Suppose your webapplication is running on www.example.com then the url pattren for you application will be www.example.com/{controller}/{action}/{id}. Hence you need to provide the controller name followed by action name and id if it is required. If you will not provide any of the value then default values of these parameters will be provided by the routing system. Here is a list of URLs that match and don't match this route pattern.
Matching URLs
Request URL                                     Parameters
http://example.com/                      controller=Home, action=Index, id=none, Since default value of controller and action are Home and Index respectively.

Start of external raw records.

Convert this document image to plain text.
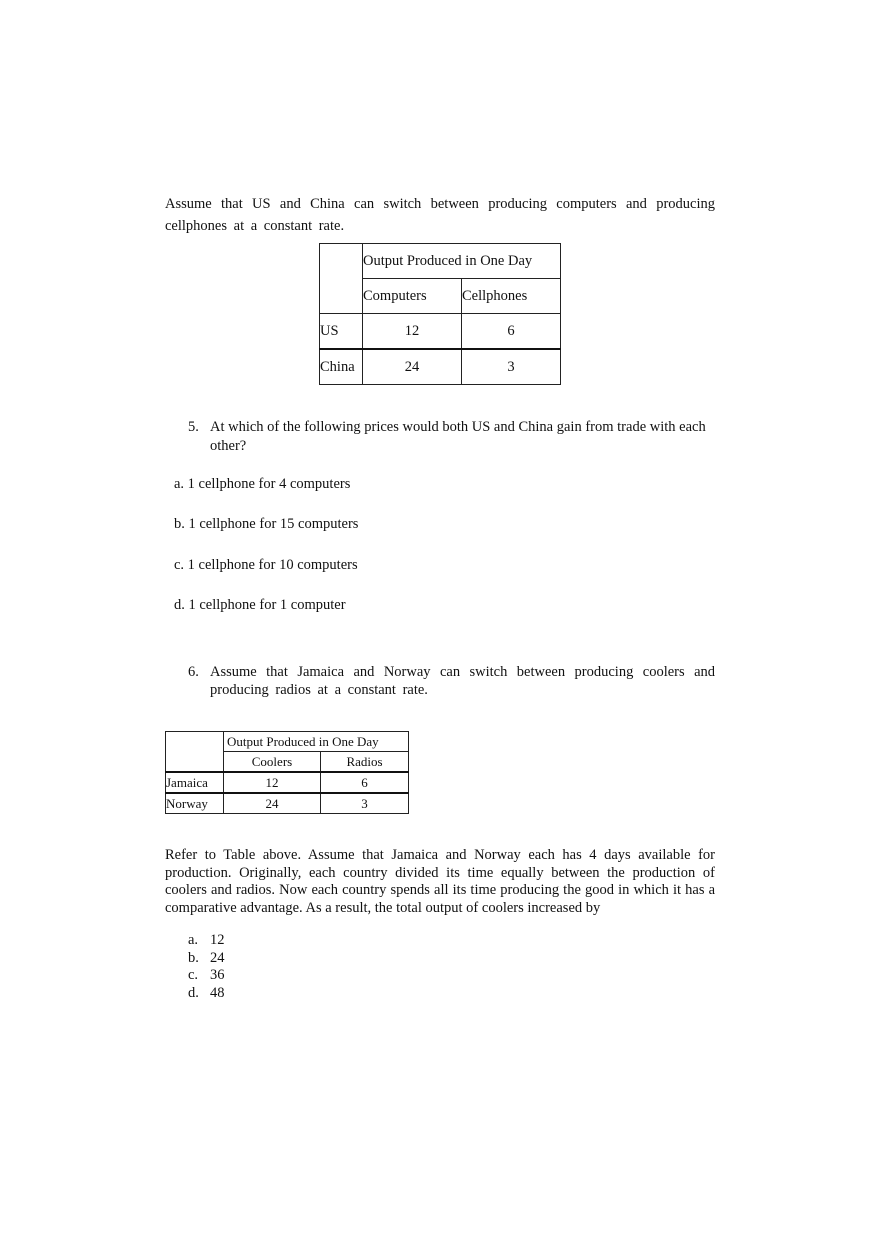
Assume that US and China can switch between producing computers and producing cellphones at a constant rate.

	Output Produced in One Day	
	Computers	Cellphones
US	12	6
China	24	3
5. At which of the following prices would both US and China gain from trade with each other?

a. 1 cellphone for 4 computers

b. 1 cellphone for 15 computers

c. 1 cellphone for 10 computers

d. 1 cellphone for 1 computer

6. Assume that Jamaica and Norway can switch between producing coolers and producing radios at a constant rate.
	Output Produced in One Day	
	Coolers	Radios
Jamaica	12	6
Norway	24	3

Refer to Table above. Assume that Jamaica and Norway each has 4 days available for production. Originally, each country divided its time equally between the production of coolers and radios. Now each country spends all its time producing the good in which it has a comparative advantage. As a result, the total output of coolers increased by

a. 12
b. 24
c. 36
d. 48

http://example.com/Admin         controller=Admin, action=Index, id=none, Since default value of action is Index

http://example.com/Admin/Product   controller=Admin, action=Product, id=none

http://example.com/Admin/Product/1  controller=Admin, action=Product, id=1

http://example.com/Admin/Product/SubAdmin/1 No Match Found

http://example.com/Admin/Product/SubAdmin/Add/1 No Match Found

Examples of Valid Route Patterns in ASP.NET MVC
Route Pattern URL Example
mysite/{username}/{action} ~/mysite/jatten/login
public/blog/{controller}-{action}/{postId} ~/public/blog/posts-show/123
{country}-{lang}/{controller}/{action}/{id} ~/us-en/products/show/123
products/buy/{productId}-{productName} ~/products/but/2145-widgets

Difference between Routing and URL Rewriting

Many developers compare routing to URL rewriting that is wrong. Since both the approaches are very much different. Moreover, both the approaches can be used to make SEO friendly URLs. Below is the main difference between these two approaches.

  1. URL rewriting is focused on mapping one URL (new url) to another URL (old url) while routing is focused on mapping a URL to a resource.
  2. Actually, URL rewriting rewrites your old url to new one while routing never rewrite your old url to new one but it map to the original route.